Do working class people who work 40 hours a week and often more to produce the wealth of our society deserve to have decent homes to live in? Do students who study at a college and earn good grades and graduate with a degree in order to be better educated and better able to contribute to our society deserve to receive such an education without having to go deep into debt? Do people who contribute their fair share towards producing the wealth that, as a complex society, we produce together, deserve to enjoy the benefits of what they help produce?

Republicans support the military, so let's answer the above questions by considering how they are addressed inside our military forces. Soldiers are expected to do various things, including learn new skills. But when they do what is expected, they are not required to go deep into debt to pay for their housing and education. Why should this same principle not apply to civilians? The principle is, "From each according to ability, to each according to need." This idea comes from the Bible. "Neither was there any among them that lacked: for as many were possessors of lands or houses sold them, and brought the prices of the things that were sold, And laid them down at the apostle's feet: and distribution was made unto every man according as he had need" (Acts, 4:43-35).
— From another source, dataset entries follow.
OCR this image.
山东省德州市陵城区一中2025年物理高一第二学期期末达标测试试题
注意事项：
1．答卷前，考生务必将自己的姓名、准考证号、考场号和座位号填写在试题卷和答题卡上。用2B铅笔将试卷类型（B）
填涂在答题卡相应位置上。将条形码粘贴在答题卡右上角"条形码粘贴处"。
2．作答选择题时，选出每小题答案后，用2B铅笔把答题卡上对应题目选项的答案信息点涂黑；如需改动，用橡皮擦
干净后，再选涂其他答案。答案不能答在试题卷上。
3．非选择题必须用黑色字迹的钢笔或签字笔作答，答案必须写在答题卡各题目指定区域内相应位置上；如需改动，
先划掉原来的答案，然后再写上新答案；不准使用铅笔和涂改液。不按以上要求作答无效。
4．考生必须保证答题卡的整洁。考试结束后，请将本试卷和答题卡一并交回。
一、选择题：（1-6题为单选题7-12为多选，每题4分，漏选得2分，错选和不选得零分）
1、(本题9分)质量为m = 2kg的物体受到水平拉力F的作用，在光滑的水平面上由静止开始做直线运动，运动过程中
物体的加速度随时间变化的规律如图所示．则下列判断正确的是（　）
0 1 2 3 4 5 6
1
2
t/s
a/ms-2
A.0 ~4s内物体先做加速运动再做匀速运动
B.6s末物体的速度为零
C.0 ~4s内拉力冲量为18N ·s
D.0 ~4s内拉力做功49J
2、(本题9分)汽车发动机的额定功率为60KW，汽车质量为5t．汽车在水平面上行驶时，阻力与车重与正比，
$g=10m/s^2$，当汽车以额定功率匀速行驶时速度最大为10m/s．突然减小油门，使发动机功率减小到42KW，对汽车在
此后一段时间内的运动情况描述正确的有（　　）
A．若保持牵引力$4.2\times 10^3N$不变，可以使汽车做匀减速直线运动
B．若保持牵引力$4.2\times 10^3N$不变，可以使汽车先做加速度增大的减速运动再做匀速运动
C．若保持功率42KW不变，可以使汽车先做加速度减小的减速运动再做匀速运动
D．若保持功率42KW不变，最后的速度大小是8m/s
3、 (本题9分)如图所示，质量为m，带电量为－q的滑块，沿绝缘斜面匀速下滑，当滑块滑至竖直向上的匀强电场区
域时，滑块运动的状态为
It is an anti-freeloading principle because it requires "from each according to ability." This is a very reasonable and just principle. The OWS folks are simply asking that it be applied to everybody.

What about the idea that people should take responsibility for their own lives? We've seen how the bankers, on the contrary, have demanded that the public take responsibility for their lives by paying for their undeserved lives of extreme luxury, but what about the OWS folks? There is nothing about the concept, "taking responsibility for one's own life," that excludes cooperating with others to do it, is there? When people join together to right the wrongs of society, isn't that a valid way of "taking responsibility for one's own life"? When people form an army to take responsibility for making their own lives secure against an enemy threat, aren't they "taking responsibility for their own lives?" The OWS folks have joined together to right some terrible wrongs in our society. They have succeeded in placing the wrongfulness of growing economic inequality and concentrated power in the hands of bankers and the very rich on the public agenda, something that nobody before them came even close to accomplishing. If this isn't an example of "taking responsibility for one's own life" then what, pray tell, is?

In all of the above I have been addressing the concerns of good Republicans, by which I mean Republicans who take seriously the values that the Republican Party claims to champion. But there are bad Republicans too. These are Republicans who only pretend to champion the Party's stated values. Bad Republicans are in the leadership of the GOP. The reason they condemn the OWS movement is not because it goes against the values of good Republicans, but because it exemplifies them. Bad Republicans actually support freeloading when it is done by the very rich. I urge you, because you are a good Republican, to support the Occupy Wall Street movement. I also urge you to read "Thinking about Revolution" and ask yourself if the values it espouses are not really much closer to your values than those of the richest 1% whom your GOP leaders support.